使用sqlContext读写MaxCompute Table。
⚠️注意:
- 案例Demo中的Project/Table必须存在,或者更改为对应的Project/Table。
- Spark-defaults.conf里必须设置spark.sql.catalogImplementation = odps。
案例代码如下。
package com.aliyun.odps.spark.examples
import org.apache.spark.sql.SparkSession
object OdpsTableReadWriteViaSQL {
def main(args: Array[String]) {
// please make sure spark.sql.catalogImplementation=odps in spark-defaults.conf
// to enable odps catalog
val spark = SparkSession
.builder()
.appName("OdpsTableReadWriteViaSQL")
.getOrCreate()
val projectName = spark.sparkContext.getConf.get("odps.project.name")
val tableName = "cupid_wordcount"
// get a ODPS table as a DataFrame
val df = spark.table(tableName)
println(s"df.count: ${df.count()}")
// Just do some query
spark.sql(s"select * from $tableName limit 10").show(10, 200)
spark.sql(s"select id, count(id) from $tableName group by id").show(10, 200)

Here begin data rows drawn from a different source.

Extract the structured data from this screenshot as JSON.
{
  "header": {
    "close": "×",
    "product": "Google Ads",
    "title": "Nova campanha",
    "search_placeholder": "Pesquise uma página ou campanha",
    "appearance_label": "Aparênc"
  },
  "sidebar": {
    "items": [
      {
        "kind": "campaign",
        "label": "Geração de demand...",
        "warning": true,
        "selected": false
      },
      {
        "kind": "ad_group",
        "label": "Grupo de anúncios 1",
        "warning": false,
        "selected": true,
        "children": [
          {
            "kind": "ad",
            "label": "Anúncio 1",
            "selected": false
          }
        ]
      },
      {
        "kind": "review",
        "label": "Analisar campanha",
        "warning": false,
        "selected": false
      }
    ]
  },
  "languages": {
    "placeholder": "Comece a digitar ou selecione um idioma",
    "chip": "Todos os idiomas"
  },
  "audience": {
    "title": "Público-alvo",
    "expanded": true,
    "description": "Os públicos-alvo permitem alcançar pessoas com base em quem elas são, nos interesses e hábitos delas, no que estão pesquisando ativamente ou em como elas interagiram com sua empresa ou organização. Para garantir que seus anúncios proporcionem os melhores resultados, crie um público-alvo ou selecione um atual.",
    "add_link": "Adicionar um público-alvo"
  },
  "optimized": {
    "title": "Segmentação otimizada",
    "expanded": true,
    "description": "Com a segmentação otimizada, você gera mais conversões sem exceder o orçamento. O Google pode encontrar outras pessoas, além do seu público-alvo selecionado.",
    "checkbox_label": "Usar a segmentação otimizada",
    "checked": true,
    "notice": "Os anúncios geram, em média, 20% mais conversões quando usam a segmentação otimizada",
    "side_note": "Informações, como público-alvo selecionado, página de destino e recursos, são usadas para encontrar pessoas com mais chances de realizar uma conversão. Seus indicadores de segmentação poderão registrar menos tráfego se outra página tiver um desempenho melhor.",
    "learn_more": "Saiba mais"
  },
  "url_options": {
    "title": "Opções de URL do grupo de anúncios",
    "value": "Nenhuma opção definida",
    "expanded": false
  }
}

// any table exists under project could be use
// productRevenue
spark.sql(
"""
|SELECT product,
| category,
| revenue
|FROM
| (SELECT product,
| category,
| revenue,
| dense_rank() OVER (PARTITION BY category
| ORDER BY revenue DESC) AS rank
| FROM productRevenue) tmp
|WHERE rank <= 2
""".stripMargin).show(10, 200)
spark.stop()
}
}
提交作业的运行命令如下。
bin/spark-submit
--master yarn-cluster
--class com.aliyun.odps.spark.examples.OdpsTableReadWrite
/path/to/aliyun-cupid-sdk/examples/spark-examples/target/spark-examples_2.11-1.0.0-SNAPSHOT-shaded.jar
由于安全考虑,MaxCompute里的机器不能进行直连。所以原生Spark中的yarn-client模式无法使用。为了解决交互式的需求,MaxCompute团队自主研发了Client模式。 案例代码如下。
package com.aliyun.odps.spark.examples
import com.aliyun.odps.cupid.client.spark.client.CupidSparkClientRunner
object SparkClientNormalFT {
def main(args: Array[String]) {
val cupidSparkClient = CupidSparkClientRunner.getReadyCupidSparkClient()

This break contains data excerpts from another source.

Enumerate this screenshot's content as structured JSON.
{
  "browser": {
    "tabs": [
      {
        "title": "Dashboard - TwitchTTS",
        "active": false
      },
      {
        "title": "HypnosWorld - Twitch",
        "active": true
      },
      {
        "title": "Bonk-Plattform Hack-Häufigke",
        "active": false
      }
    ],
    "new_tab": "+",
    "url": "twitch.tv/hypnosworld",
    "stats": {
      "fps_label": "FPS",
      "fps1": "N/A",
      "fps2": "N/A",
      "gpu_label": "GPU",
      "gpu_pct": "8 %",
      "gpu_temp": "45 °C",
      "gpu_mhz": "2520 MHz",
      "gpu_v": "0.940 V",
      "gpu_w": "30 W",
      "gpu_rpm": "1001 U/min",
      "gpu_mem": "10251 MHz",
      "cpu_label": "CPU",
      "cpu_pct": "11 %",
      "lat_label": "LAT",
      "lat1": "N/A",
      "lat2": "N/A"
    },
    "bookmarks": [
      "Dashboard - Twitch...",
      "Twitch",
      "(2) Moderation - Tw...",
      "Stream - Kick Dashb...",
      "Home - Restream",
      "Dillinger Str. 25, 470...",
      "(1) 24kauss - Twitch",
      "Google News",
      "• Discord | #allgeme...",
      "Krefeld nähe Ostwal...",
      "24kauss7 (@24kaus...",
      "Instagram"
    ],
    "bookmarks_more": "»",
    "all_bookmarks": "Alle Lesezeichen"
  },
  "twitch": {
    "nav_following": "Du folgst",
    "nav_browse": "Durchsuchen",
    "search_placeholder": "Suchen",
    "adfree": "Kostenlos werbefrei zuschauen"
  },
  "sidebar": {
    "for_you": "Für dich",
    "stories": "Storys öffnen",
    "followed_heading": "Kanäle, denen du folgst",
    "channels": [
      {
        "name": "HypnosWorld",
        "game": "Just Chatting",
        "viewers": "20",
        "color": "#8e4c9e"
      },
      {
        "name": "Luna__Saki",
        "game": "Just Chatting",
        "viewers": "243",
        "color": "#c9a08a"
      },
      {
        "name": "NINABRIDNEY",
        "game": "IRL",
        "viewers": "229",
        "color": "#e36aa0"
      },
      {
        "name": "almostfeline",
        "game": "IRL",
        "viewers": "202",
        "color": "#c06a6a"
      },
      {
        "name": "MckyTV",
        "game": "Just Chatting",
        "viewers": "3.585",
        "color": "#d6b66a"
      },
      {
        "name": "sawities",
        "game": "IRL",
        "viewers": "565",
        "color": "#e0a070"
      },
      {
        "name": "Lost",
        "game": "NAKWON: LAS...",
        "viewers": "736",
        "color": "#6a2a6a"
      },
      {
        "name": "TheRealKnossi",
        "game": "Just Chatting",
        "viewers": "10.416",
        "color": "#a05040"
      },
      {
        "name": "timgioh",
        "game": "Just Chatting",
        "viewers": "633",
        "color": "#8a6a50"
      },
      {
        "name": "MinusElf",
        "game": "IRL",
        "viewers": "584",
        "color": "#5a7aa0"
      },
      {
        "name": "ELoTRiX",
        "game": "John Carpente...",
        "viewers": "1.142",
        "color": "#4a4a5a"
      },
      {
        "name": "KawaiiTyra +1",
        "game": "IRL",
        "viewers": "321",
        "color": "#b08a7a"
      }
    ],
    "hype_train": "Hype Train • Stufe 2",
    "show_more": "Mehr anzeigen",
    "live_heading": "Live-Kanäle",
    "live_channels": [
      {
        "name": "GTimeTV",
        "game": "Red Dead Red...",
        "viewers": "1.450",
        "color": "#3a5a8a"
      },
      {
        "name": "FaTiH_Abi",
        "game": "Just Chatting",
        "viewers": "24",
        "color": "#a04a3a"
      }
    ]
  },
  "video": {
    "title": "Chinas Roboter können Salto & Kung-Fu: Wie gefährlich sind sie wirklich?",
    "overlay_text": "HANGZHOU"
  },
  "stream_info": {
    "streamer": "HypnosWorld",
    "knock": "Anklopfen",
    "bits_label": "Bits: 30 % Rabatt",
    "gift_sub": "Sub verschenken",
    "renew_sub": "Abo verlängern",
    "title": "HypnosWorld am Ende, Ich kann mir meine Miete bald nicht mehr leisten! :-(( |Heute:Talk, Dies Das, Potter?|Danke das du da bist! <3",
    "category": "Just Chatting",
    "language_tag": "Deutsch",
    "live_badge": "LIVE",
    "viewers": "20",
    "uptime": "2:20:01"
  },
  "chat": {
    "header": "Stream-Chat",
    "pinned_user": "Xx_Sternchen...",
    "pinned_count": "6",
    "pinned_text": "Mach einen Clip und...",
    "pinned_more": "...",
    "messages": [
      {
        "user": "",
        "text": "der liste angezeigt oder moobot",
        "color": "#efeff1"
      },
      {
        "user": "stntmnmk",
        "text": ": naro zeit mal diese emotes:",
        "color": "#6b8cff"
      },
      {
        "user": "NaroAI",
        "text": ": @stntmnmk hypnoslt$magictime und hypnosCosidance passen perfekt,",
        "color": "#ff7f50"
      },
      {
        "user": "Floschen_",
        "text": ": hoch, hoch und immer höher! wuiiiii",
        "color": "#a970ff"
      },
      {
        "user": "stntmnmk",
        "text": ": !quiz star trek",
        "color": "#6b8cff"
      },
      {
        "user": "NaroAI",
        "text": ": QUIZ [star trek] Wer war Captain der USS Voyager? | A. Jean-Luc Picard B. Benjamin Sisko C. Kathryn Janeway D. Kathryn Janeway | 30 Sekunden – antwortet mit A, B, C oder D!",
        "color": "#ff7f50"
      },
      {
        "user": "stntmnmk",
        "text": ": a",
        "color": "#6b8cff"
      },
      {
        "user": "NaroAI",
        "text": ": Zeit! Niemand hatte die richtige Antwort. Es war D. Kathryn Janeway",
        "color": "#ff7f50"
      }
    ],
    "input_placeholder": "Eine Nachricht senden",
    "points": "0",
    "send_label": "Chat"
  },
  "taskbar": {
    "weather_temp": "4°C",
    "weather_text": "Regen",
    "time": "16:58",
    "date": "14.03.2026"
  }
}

val jarPath = args(0) //client-jobexamples jar path
val sparkClientNormalApp = new SparkClientNormalApp(cupidSparkClient)
sparkClientNormalApp.runNormalJob(jarPath)
cupidSparkClient.stopRemoteDriver()
}
}
完整Client模式含如下文件:
- Client Control
spark-examples/src/main/scala/com/aliyun/odps/spark/examples/SparkClientNormalFT.scala
spark-examples/src/main/scala/com/aliyun/odps/spark/examples/SparkClientNormalApp.scala
- SparkJob Unit
client-jobexamples/src/main/scala/com/aliyun/odps/cupid/client/spark/CacheRddJob.scala
client-jobexamples/src/main/scala/com/aliyun/odps/cupid/client/spark/ParallRddJob.scala
client-jobexamples/src/main/scala/com/aliyun/odps/cupid/client/spark/UseCacheRdd.scala
client-jobexamples/src/main/scala/com/aliyun/odps/cupid/client/spark/SparkJobKill.scala
提交作业的运行命令如下。
java -cp \
/path/to/aliyun-cupid-sdk/examples/spark-examples/target/spark-examples_2.11-1.0.0-SNAPSHOT-shaded.jar:$SPARK_HOME/jars/* \
com.aliyun.odps.spark.examples.SparkClientNormalFT \
/path/to/aliyun-cupid-sdk/examples/client-jobexamples/target/client-jobexamples_2.11-1.0.0-SNAPSHOT.jar
PySpark读写MaxCompute Table。 案例代码如下。
from odps.odps_sdk import OdpsOps
from pyspark import SparkContext, SparkConf
from pyspark.sql import SQLContext, DataFrame
if __name__ == '__main__':
conf = SparkConf().setAppName("odps_pyspark")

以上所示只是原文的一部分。